The majority of risk loci identified by genome-wide association studies (GWAS) are in non-coding regions, hampering their functional interpretation. Instead, transcriptome-wide association studies (TWAS) identify gene-trait associations, which can be used to prioritize candidate genes in disease-relevant tissue(s). Here, we aimed to systematically identify susceptibility genes for coronary artery disease (CAD) by TWAS. We trained prediction models of nine CAD-relevant tissues using EpiXcan based on two genetics-of-gene-expression panels, the Stockholm-Tartu Atherosclerosis Reverse Network Engineering Task (STARNET) and the Genotype-Tissue Expression (GTEx). Based on these prediction models, we imputed gene expression of respective tissues from individual-level genotype data on 37,997 CAD cases and 42,854 controls for the subsequent gene-trait association analysis. Transcriptome-wide significant association (i.e. P < 3.85e−6) was observed for 114 genes. Of these, 96 resided within previously identified GWAS risk loci and 18 were novel. Stepwise analyses were performed to study their plausibility, biological function, and pathogenicity in CAD, including analyses for colocalization, damaging mutations, pathway enrichment, phenome-wide associations with human data and expression-traits correlations using mouse data. Finally, CRISPR/Cas9-based gene knockdown of two newly identified TWAS genes, RGS19 and KPTN, in a human hepatocyte cell line resulted in reduced secretion of APOB100 and lipids in the cell culture medium. Our CAD TWAS work (i) prioritized candidate causal genes at known GWAS loci, (ii) identified 18 novel genes to be associated with CAD, and iii) suggested potential tissues and pathways of action for these TWAS CAD genes.
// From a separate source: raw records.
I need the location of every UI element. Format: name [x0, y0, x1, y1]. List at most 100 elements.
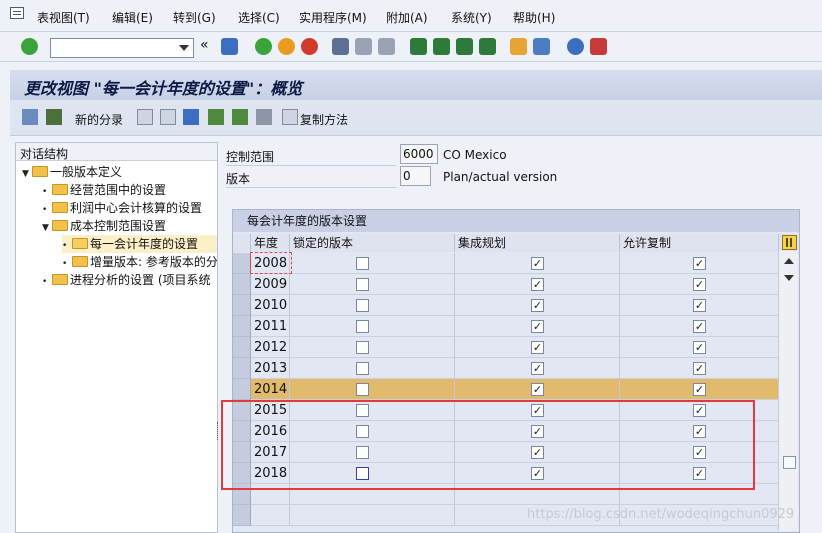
table-row[interactable]: 2012 ✓ ✓: [233, 337, 779, 358]
previous-page-icon[interactable]: [433, 38, 450, 55]
table-row[interactable]: 2014 ✓ ✓: [233, 379, 779, 400]
menu-edit[interactable]: 编辑(E): [112, 9, 153, 26]
locked-version-checkbox[interactable]: [356, 404, 369, 417]
locked-version-checkbox[interactable]: [356, 383, 369, 396]
new-entries-button[interactable]: 新的分录: [75, 111, 123, 128]
row-selector[interactable]: [233, 379, 251, 400]
row-selector[interactable]: [233, 253, 251, 274]
exit-icon[interactable]: [278, 38, 295, 55]
menu-table-view[interactable]: 表视图(T): [37, 9, 90, 26]
year-cell[interactable]: 2017: [251, 442, 290, 463]
copy-allowed-checkbox[interactable]: ✓: [693, 467, 706, 480]
layout-icon[interactable]: [590, 38, 607, 55]
row-selector[interactable]: [233, 337, 251, 358]
year-cell[interactable]: 2008: [251, 253, 290, 274]
table-row[interactable]: 2008 ✓ ✓: [233, 253, 779, 274]
table-row[interactable]: 2015 ✓ ✓: [233, 400, 779, 421]
col-copy-allowed-header[interactable]: 允许复制: [620, 234, 779, 252]
print-icon[interactable]: [332, 38, 349, 55]
row-selector[interactable]: [233, 316, 251, 337]
vertical-scrollbar[interactable]: [778, 251, 798, 531]
year-cell[interactable]: 2013: [251, 358, 290, 379]
menu-extras[interactable]: 附加(A): [386, 9, 428, 26]
row-selector[interactable]: [233, 274, 251, 295]
delete-icon[interactable]: [160, 109, 176, 125]
year-cell[interactable]: 2011: [251, 316, 290, 337]
other-object-icon[interactable]: [46, 109, 62, 125]
first-page-icon[interactable]: [410, 38, 427, 55]
locked-version-checkbox[interactable]: [356, 320, 369, 333]
year-cell[interactable]: 2009: [251, 274, 290, 295]
tree-node-controlling-area[interactable]: ▼ 成本控制范围设置: [42, 217, 166, 235]
scroll-thumb[interactable]: [783, 456, 796, 469]
undo-icon[interactable]: [183, 109, 199, 125]
copy-allowed-checkbox[interactable]: ✓: [693, 362, 706, 375]
integrated-planning-checkbox[interactable]: ✓: [531, 425, 544, 438]
select-all-icon[interactable]: [208, 109, 224, 125]
menu-system[interactable]: 系统(Y): [451, 9, 492, 26]
save-icon[interactable]: [221, 38, 238, 55]
copy-method-button[interactable]: 复制方法: [300, 111, 348, 128]
table-row[interactable]: 2016 ✓ ✓: [233, 421, 779, 442]
locked-version-checkbox[interactable]: [356, 341, 369, 354]
copy-method-icon[interactable]: [282, 109, 298, 125]
new-session-icon[interactable]: [510, 38, 527, 55]
row-selector[interactable]: [233, 295, 251, 316]
locked-version-checkbox[interactable]: [356, 299, 369, 312]
integrated-planning-checkbox[interactable]: ✓: [531, 467, 544, 480]
row-selector[interactable]: [233, 442, 251, 463]
locked-version-checkbox[interactable]: [356, 278, 369, 291]
tree-node-profit-center[interactable]: • 利润中心会计核算的设置: [42, 199, 202, 217]
system-menu-icon[interactable]: [10, 7, 24, 19]
integrated-planning-checkbox[interactable]: ✓: [531, 383, 544, 396]
row-selector[interactable]: [233, 505, 251, 526]
year-cell[interactable]: [251, 505, 290, 526]
menu-selection[interactable]: 选择(C): [238, 9, 280, 26]
menu-help[interactable]: 帮助(H): [513, 9, 555, 26]
row-selector[interactable]: [233, 358, 251, 379]
enter-icon[interactable]: [21, 38, 38, 55]
copy-allowed-checkbox[interactable]: ✓: [693, 383, 706, 396]
tree-node-progress-analysis[interactable]: • 进程分析的设置 (项目系统: [42, 271, 211, 289]
table-settings-icon[interactable]: [782, 235, 797, 250]
display-change-icon[interactable]: [22, 109, 38, 125]
table-row[interactable]: 2013 ✓ ✓: [233, 358, 779, 379]
shortcut-icon[interactable]: [533, 38, 550, 55]
cancel-icon[interactable]: [301, 38, 318, 55]
table-row[interactable]: [233, 484, 779, 505]
copy-allowed-checkbox[interactable]: ✓: [693, 341, 706, 354]
locked-version-checkbox[interactable]: [356, 467, 369, 480]
copy-as-icon[interactable]: [137, 109, 153, 125]
integrated-planning-checkbox[interactable]: ✓: [531, 446, 544, 459]
year-cell[interactable]: 2018: [251, 463, 290, 484]
menu-utilities[interactable]: 实用程序(M): [299, 9, 367, 26]
tree-node-operating-area[interactable]: • 经营范围中的设置: [42, 181, 166, 199]
integrated-planning-checkbox[interactable]: ✓: [531, 278, 544, 291]
table-row[interactable]: 2010 ✓ ✓: [233, 295, 779, 316]
table-row[interactable]: 2017 ✓ ✓: [233, 442, 779, 463]
year-cell[interactable]: 2015: [251, 400, 290, 421]
copy-allowed-checkbox[interactable]: ✓: [693, 446, 706, 459]
integrated-planning-checkbox[interactable]: ✓: [531, 299, 544, 312]
controlling-area-field[interactable]: 6000: [400, 144, 438, 164]
row-selector[interactable]: [233, 484, 251, 505]
col-integrated-planning-header[interactable]: 集成规划: [455, 234, 620, 252]
tree-node-general-version[interactable]: ▼ 一般版本定义: [22, 163, 122, 181]
row-selector[interactable]: [233, 463, 251, 484]
panel-splitter[interactable]: [217, 422, 220, 440]
chevron-down-icon[interactable]: [179, 45, 189, 51]
year-cell[interactable]: 2016: [251, 421, 290, 442]
double-chevron-left-icon[interactable]: «: [200, 38, 212, 52]
integrated-planning-checkbox[interactable]: ✓: [531, 341, 544, 354]
select-all-column-header[interactable]: [233, 234, 251, 252]
locked-version-checkbox[interactable]: [356, 257, 369, 270]
table-row[interactable]: 2018 ✓ ✓: [233, 463, 779, 484]
integrated-planning-checkbox[interactable]: ✓: [531, 362, 544, 375]
col-locked-header[interactable]: 锁定的版本: [290, 234, 455, 252]
year-cell[interactable]: 2014: [251, 379, 290, 400]
locked-version-checkbox[interactable]: [356, 362, 369, 375]
integrated-planning-checkbox[interactable]: ✓: [531, 257, 544, 270]
back-icon[interactable]: [255, 38, 272, 55]
year-cell[interactable]: 2010: [251, 295, 290, 316]
table-row[interactable]: 2009 ✓ ✓: [233, 274, 779, 295]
全基因组关联研究 (GWAS) 确定的大多数风险位点位于非编码区域，阻碍了它们的功能解释。相反，全转录组关联研究 (TWAS) 可识别基因-性状关联，可用于确定疾病相关组织中候选基因的优先级。在这里，我们旨在通过 TWAS 系统地识别冠状动脉疾病 (CAD) 的易感基因。我们使用 EpiXcan 训练了九个 CAD 相关组织的预测模型，该模型基于两个基因表达遗传学面板，即斯德哥尔摩-塔尔图动脉粥样硬化逆向网络工程任务 (STARNET) 和基因型组织表达 (GTEx)。基于这些预测模型，我们从 37,997 例 CAD 病例和 42 例 CAD 病例的个体水平基因型数据中估算了各个组织的基因表达，854控制用于随后的基因-性状关联分析。转录组范围内的显着关联（即对 114 个基因观察到P  < 3.85e-6)。其中，96 个位于先前确定的 GWAS 风险位点内，18 个是新的。进行了逐步分析以研究它们在 CAD 中的合理性、生物学功能和致病性，包括分析共定位、破坏性突变、通路富集、与人类数据的现象范围关联以及使用小鼠数据的表达特征相关性。最后，基于 CRISPR/Cas9 的两个新发现的 TWAS 基因RGS19和KPTN的基因敲除, 在人肝细胞系中导致细胞培养基中 APOB100 和脂质的分泌减少。我们的 CAD TWAS 工作 (i) 在已知的 GWAS 位点优先考虑候选致病基因，(ii) 确定了 18 个与 CAD 相关的新基因，以及 iii) 提出了这些 TWAS CAD 基因的潜在组织和作用途径。